Is a wedding legit without cream cheese mints?
by Rainbow Rowell, published Aug. 26, 2012 in the Omaha World-Herald
Sarah Harvey’s mother approached the topic cautiously. She didn’t want to seem like she was butting in…
“Well, do you want me to make mints for your wedding?” “Mom,” Sarah said, “am I getting married? Come on!”
Of course she wanted cream cheese wedding mints. Is a Nebraska wedding even legal without them? Cream cheese wedding mints are such a part of my nuptial understanding that I wrote them into my first novel, “Attachments” — the main character gets ditched at a wedding and eats 13 mints in one sitting. (Which is practically nothing, am I right?) I didn’t think that I needed to explain what the mints were, or that there would be people in England reading the book and thinking, “Cream cheese what? That sounds disgusting.”
But then someone from Illinois cornered me on Twitter to ask about the mints: “Good Lord,” she tweeted, “is that a THING?” Of course, it’s a THING. Isn’t it a thing everywhere? Doesn’t everyone, everywhere consecrate their unions with delicious globs of cream cheese and powdered sugar? Don’t the little kids crowd around the cake-and-coffee table, sneaking as many of the mints as they can smush in their hands? Don’t all the wedding guests walk around the reception with their tongues dyed the wedding colors? If you don’t have mints, what do you put next to the giant bowl of mixed nuts? What do your aunts do in the weeks before the wedding? (Aunts have to make the wedding mints; it’s required. If anyone else tries to make them, they spoil like day-old manna.)
Apparently, cream cheese wedding mints are a Nebraska thing. Or at least a regional thing. They seem to exist in other places — but not quite so dominantly. And people from other places who haven’t tasted them think they sound … gross. As someone from California put it: “So it’s basically mint-flavored, dried cream cheese frosting?” No!
I mean, yes. But you’re making it sound like a bad thing. Cream cheese wedding mints are delicious. Strangely delicious.
“They taste like the wings of angels,” rhapsodized Kirk Strauser, “held down and dewinged for our snacking pleasure.”

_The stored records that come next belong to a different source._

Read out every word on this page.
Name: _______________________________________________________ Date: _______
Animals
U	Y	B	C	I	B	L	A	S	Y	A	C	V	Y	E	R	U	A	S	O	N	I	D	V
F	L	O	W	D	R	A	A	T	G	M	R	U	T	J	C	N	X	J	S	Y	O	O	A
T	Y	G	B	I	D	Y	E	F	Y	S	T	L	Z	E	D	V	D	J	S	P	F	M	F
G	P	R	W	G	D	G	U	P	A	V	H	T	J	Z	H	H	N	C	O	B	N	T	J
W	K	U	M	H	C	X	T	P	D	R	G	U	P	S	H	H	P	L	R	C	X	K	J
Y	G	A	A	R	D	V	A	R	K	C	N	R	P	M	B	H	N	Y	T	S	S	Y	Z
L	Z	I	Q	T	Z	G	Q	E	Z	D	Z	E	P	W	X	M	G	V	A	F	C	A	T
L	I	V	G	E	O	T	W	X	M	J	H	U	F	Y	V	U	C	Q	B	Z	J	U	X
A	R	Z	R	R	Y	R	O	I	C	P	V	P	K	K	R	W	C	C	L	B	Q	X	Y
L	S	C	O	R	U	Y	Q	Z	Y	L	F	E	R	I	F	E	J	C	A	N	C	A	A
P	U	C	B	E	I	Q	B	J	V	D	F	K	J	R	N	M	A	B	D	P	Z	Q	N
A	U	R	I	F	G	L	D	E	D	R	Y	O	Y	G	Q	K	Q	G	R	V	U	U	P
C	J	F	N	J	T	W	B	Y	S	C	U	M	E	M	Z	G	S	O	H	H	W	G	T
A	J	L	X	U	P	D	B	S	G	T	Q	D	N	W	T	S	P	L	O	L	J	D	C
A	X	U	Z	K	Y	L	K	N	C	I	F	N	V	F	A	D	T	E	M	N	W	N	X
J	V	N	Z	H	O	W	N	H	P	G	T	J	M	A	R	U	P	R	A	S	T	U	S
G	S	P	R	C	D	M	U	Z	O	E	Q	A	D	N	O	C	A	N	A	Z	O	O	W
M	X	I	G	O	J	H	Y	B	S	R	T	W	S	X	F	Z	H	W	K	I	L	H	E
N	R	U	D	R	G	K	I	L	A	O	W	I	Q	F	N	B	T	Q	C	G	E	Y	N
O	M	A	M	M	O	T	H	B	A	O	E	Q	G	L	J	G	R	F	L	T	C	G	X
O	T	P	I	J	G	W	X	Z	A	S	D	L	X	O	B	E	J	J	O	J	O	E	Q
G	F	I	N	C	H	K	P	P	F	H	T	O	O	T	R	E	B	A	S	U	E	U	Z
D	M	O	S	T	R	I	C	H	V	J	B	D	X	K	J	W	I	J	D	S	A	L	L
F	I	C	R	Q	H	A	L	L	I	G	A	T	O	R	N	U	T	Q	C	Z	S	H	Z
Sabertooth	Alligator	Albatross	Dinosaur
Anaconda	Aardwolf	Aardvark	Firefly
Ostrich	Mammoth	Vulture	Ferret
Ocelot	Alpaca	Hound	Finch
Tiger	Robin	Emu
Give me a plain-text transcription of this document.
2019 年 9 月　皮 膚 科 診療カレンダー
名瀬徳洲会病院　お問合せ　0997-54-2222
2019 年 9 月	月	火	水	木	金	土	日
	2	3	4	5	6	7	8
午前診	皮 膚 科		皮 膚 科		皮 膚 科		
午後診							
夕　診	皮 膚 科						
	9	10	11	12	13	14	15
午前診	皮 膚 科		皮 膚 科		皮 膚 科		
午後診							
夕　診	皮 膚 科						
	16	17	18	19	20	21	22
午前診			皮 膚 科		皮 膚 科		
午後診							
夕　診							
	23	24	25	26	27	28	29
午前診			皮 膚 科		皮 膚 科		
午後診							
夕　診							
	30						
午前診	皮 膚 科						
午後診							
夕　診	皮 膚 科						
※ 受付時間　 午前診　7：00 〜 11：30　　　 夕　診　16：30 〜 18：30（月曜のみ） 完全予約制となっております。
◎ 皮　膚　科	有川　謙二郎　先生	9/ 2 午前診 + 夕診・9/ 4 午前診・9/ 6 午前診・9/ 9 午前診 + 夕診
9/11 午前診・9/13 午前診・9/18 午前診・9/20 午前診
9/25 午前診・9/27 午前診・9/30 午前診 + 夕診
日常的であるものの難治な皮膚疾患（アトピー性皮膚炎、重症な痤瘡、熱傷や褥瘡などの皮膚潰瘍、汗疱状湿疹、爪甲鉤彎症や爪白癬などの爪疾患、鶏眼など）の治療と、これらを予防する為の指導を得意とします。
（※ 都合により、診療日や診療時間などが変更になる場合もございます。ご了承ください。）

Strauser, a Missouri native, discovered the heavenly mints when he moved to Norfolk, Neb. Butter mints are more popular in Missouri, he said. (Butter? Gross.) Ryann Uden actually grew up in the Nebraska Panhandle, in Crawford, but never experienced cream cheese wedding mints until she met her husband, Stacy, an Omaha native. She was initially skeptical: “Cream cheese and powdered sugar? Seriously?” But in the Uden family, cream cheese mints are a wedding tradition. Everybody gets together a few weeks before the wedding to make them. It’s a social event.
Ryann is such a convert that she held a class in the Chicago library where she works just to share the cream cheese love with her coworkers. Tracking down molds for the class was almost impossible.
“I tried to find them out here (Chicago) and couldn’t find them anywhere. So I had to call Mangelsen’s…” Ah, Mangelsen’s. Where so many cream cheese dreams are born.
The indie craft megastore on 84th Street, just south of Center, has an entire aisle devoted to cream cheese mint molds. They specialize in the individual rubber molds. You can only make one mint at a time with the rubber molds, said longtime employee Linda Fontana, but they’re a lot easier to use than the plastic trays. Mangelsen’s sells about 40 different kinds of molds — “We sell tons,” Fontana said — but the traditional rosette and leaf wedding molds are still the most popular. “We keep a copy of the recipe in the aisle.”
Sarah Harvey did end up with a lovely tray of rosettes and leaves at her May wedding. (In her wedding colors of lavender and green.) But her fiancé, Kevin, balked at the idea of cream cheese at his wedding feast. Kevin doesn’t like cream cheese (Yet Sarah went ahead with the wedding…) Her mom revealed that she could make them with butter instead; her mom even prefers the mints with that way. So Sarah gave in. “You think you know a person…” she said.
Contact the writer: 402-444-1149, firstname.lastname@example.org twitter.com/rainbowrowell
Cream Cheese Mints
Recipe courtesy of Mangelsen’s cake department
Combine in bowl:
8 ounces cream cheese (at room temperature)
½ teaspoon LorAnn oil or flavoring —- 2 pounds powdered sugar
Desired food coloring
Mash cheese, add flavoring and color. Mix well. Add powdered sugar and knead with hands until it resembles pie dough. Add more powdered sugar as needed. Roll into marble-size balls. Place them on their sides in a small amount of granulated sugar. Press the sugar side into the mold. Unmold immediately.